Sexuality is controlled in a myriad of ways throughout history and even today. Whether it be by gender, sexuality, the class you’re in, the state you’re in, or the relationship you’re in. You can see here, it’s controlled by the laws that we have. But it’s also controlled by the language we use.

Picture a man. He has a penis. He is interested in having a physical experience with another man. For men in our culture that both threatens his identity and his masculinity. The possibility of him touching another man in an intimate or exploratory way threatens the very being of who he is and how he will be treated within society. If you think that’s an exaggeration, you’re not paying attention. People are getting shot, murdered, abused, bullied, and people are killing themselves all over the world. Many people will withhold their identities, or even the simplest curiosities, because of how sex and sexuality is represented within our culture. They become depressed. They say no when they’d rather say yes. They lie. They hide. They have to. We box people up and we don’t let them cross those lines easily. We put shame on sex. We put shame on same-sex. And that shame – while not always - definitely controls the sexuality of people who either can’t or don’t want to be judged and labeled for the decisions they’ve made.

Final Q/A

I transcribed while he talked. If there are any other questions throw them in the comments and he’ll answer any stragglers there.

What is your name and what do you go to school for if you’re going to school? How do you spend your time?

My name is Justin.
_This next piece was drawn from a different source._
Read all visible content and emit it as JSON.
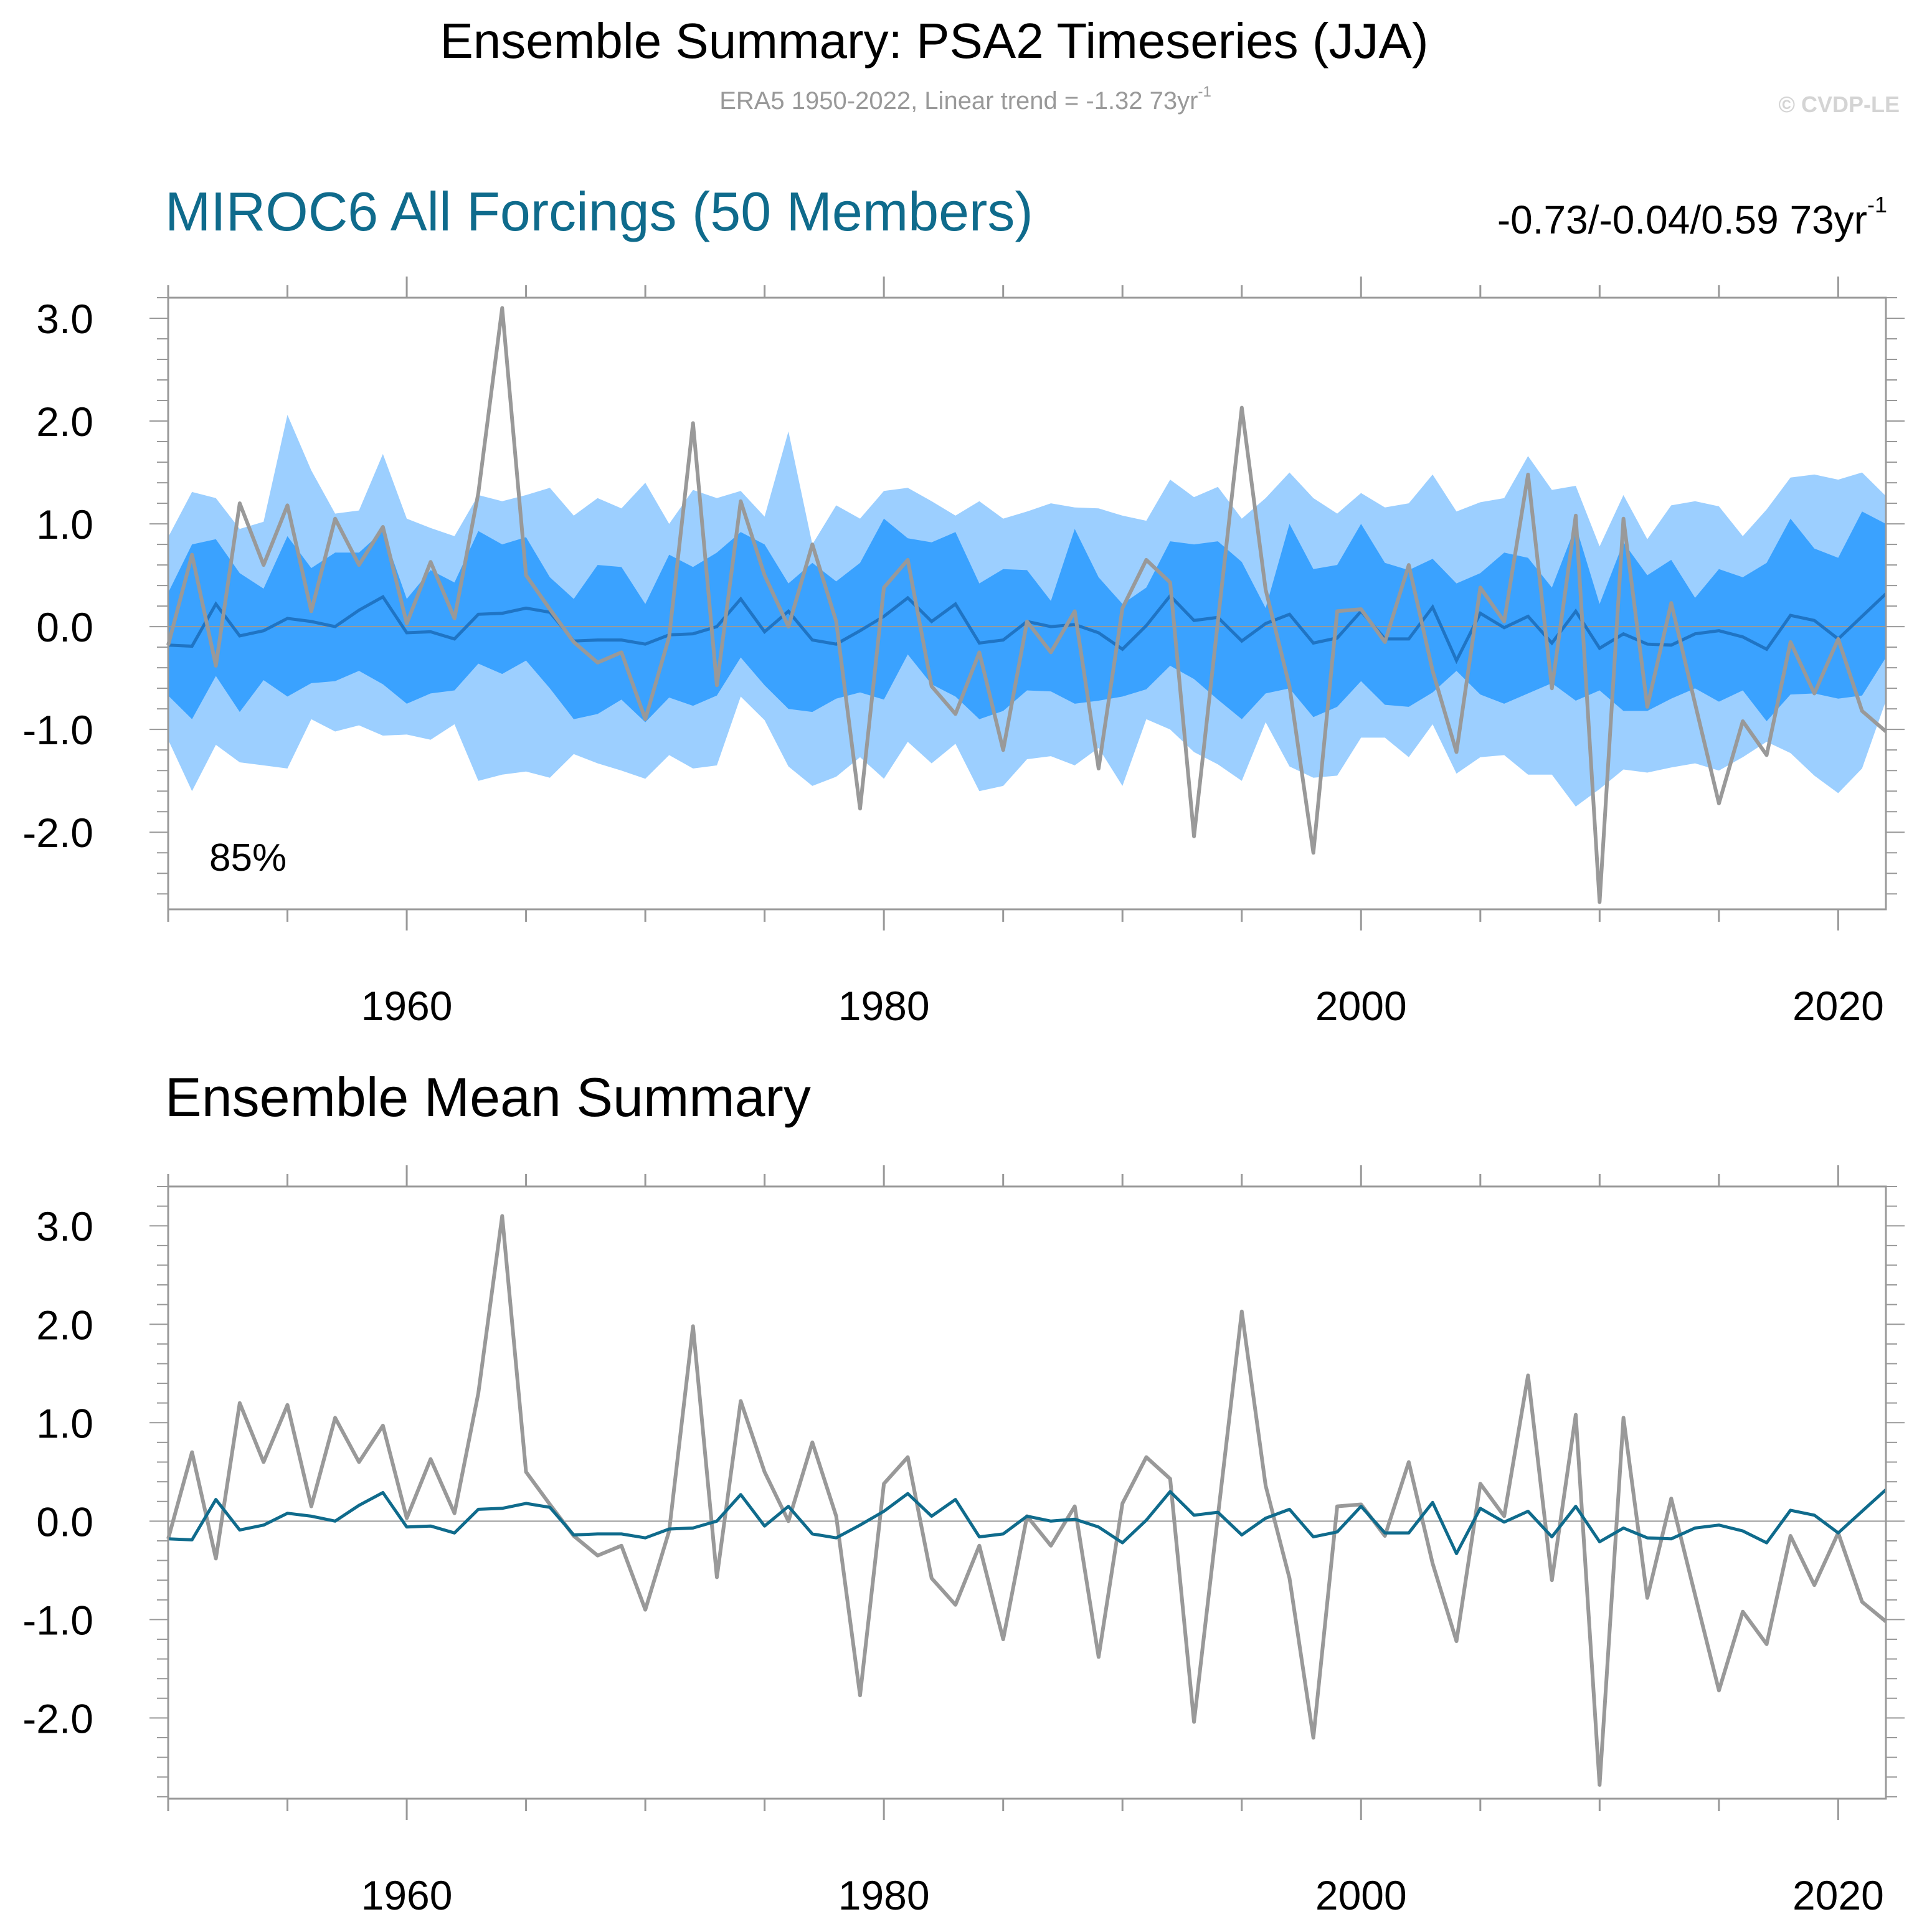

I have gone to school for electrical and computer engineering, industrial manufacturing engineering, psychology, and business. I spend most of my free time riding bikes.

Are you bi-sexual? What is your orientation? Do you enjoy experiences with men?

I consider myself bi. In the limited experience I have, yes.

Would you ever consider using a toy like a feeldoe?

Not really. Doesn’t really appeal to me. Not much of a bottom.

Did you ever imagine in your late teens/early twenties that you would be in an open relationship, and or with a woman who enjoys the variety that suggestive does, between toys, threesomes and both sexes?

Fuck no I didn’t, but I’m not surprised I ended up with someone who was more open.

Did you grow up in a conservative or liberal environment? Which do you consider yourself now?

I grew up in a very liberal environment, and would still consider myself liberal.

Was it easy to get used to the idea or did you struggle to accept suggestive’s open-mindedness to sexuality?

Yeah, it was easy. But only because we talked about a lot of things and it became obvious the more we talked the more everything was on the table and everything/anything could be acceptable. It was easy in the sense that once I discovered how open she was, I could be just as open.

Would you say that the sexual experiences you have with other women are as intense and as pleasurable as those you enjoy with suggestive? Or is suggestive your main squeeze?

They aren’t any more or less intense, they’re just as different and varied as you’d expect experiences with different people to be. I think that’s the point.

What are your thoughts on marriage and children?

No thanks.

Do you think you could be monogamous forever?

No, I don’t think so.

How would you raise children in an open relationship if you were to have children?

Probably no different than I would in a monogamous relationship.

What are some aspects of traditional relationships that you still enjoy?

I enjoy the time that we spend together. I’m a little confused about the question. I’m not sure exactly what a traditional relationship means or how it’s different from ours.

What hobbies do you have?

Riding bikes, racing bikes, working on bikes, hobby electronics, running my business.

How would you describe yourself in a few words?

I’m an extraordinarly outgoing person who wears everything on their sleeve.

Have you considered writing a blog or writing on suggestive’s blog more?

If I magically have some more free time. Does anyone want to work in a bike shop for free? Then maybe!